Every once in a while, when he was in the appropriate mood, my dad would open his mouth and Bing Crosby’s singing voice would spill out. Sentimentality is not clouding my judgment on that statement. My jaw dropped every time I witnessed the transformation.
Strangers tended to underestimate my dad at their peril. They’d see a short, slightly built, truly unassuming man and they’d start to draft the wrong profile. Dad actually was a multi-sport jock with a tremendous competitive fire — the kind of guy who would trounce you and make you feel like it was a fluke before he clubbed you five more times at, oh, golf or basketball or horseshoes or even ping-pong.
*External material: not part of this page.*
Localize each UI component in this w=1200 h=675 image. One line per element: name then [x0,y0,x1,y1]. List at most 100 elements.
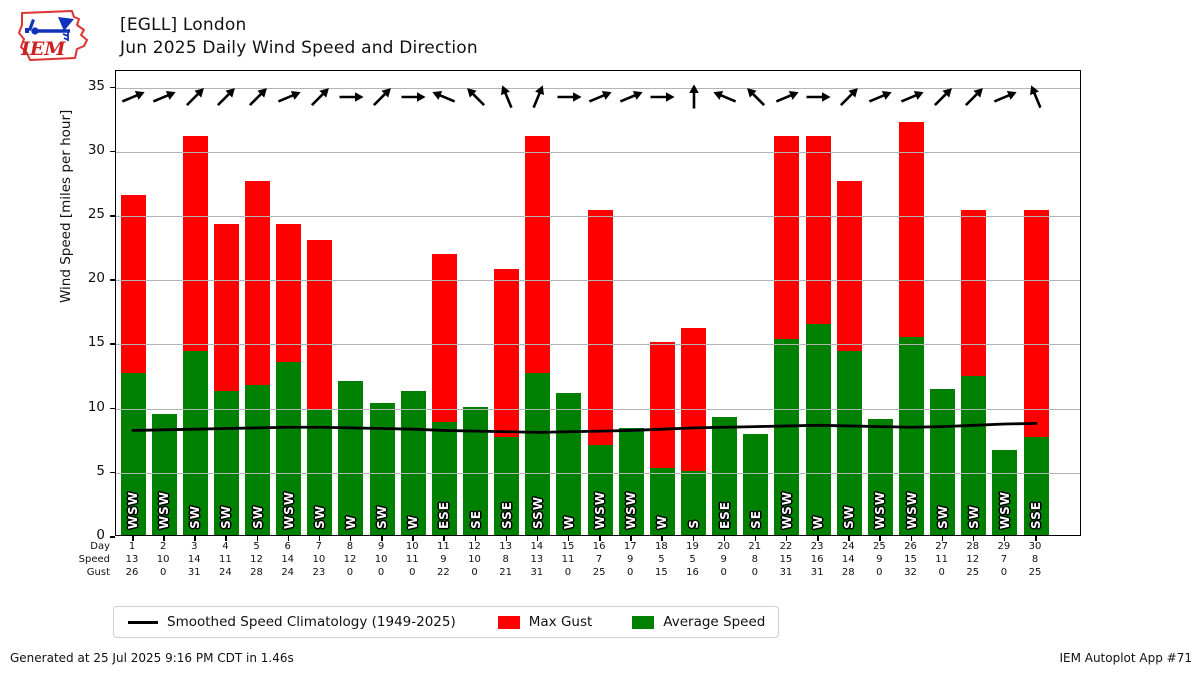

He went from junior accounting clerk to vice president at the utility company where he spent his entire career; he raised seven (seven!) children; he fought — really fought — in the Pacific in World War II; friends and acquaintances treated him with an air of respect that was impossible for me to miss, even as a young child.
But of all those surprising traits, it was his singing that shocked me the most. There was nothing in his slightly nasal, very Midwestern speaking voice that made you think he could channel Bing. He steadfastly refused to sing in public (a terrible shame that bothers me to this day). But when the Christmas season came around, and if dad was in a good mood, he might suddenly start singing “White Chistmas” to the dog. It was pitch-perfect, right down to that amazing Crosby vibrato.
The Washington Post published a sweet editorial today about the song and its composer, Irving Berlin. “What he captured in that simple and sentimental song was the universal longing for times past and familiar faces, voices and places,” the Post writes.
That’s what “White Christmas” does to me, too — but not for the reasons that others might assume. Merry Christmas, everybody.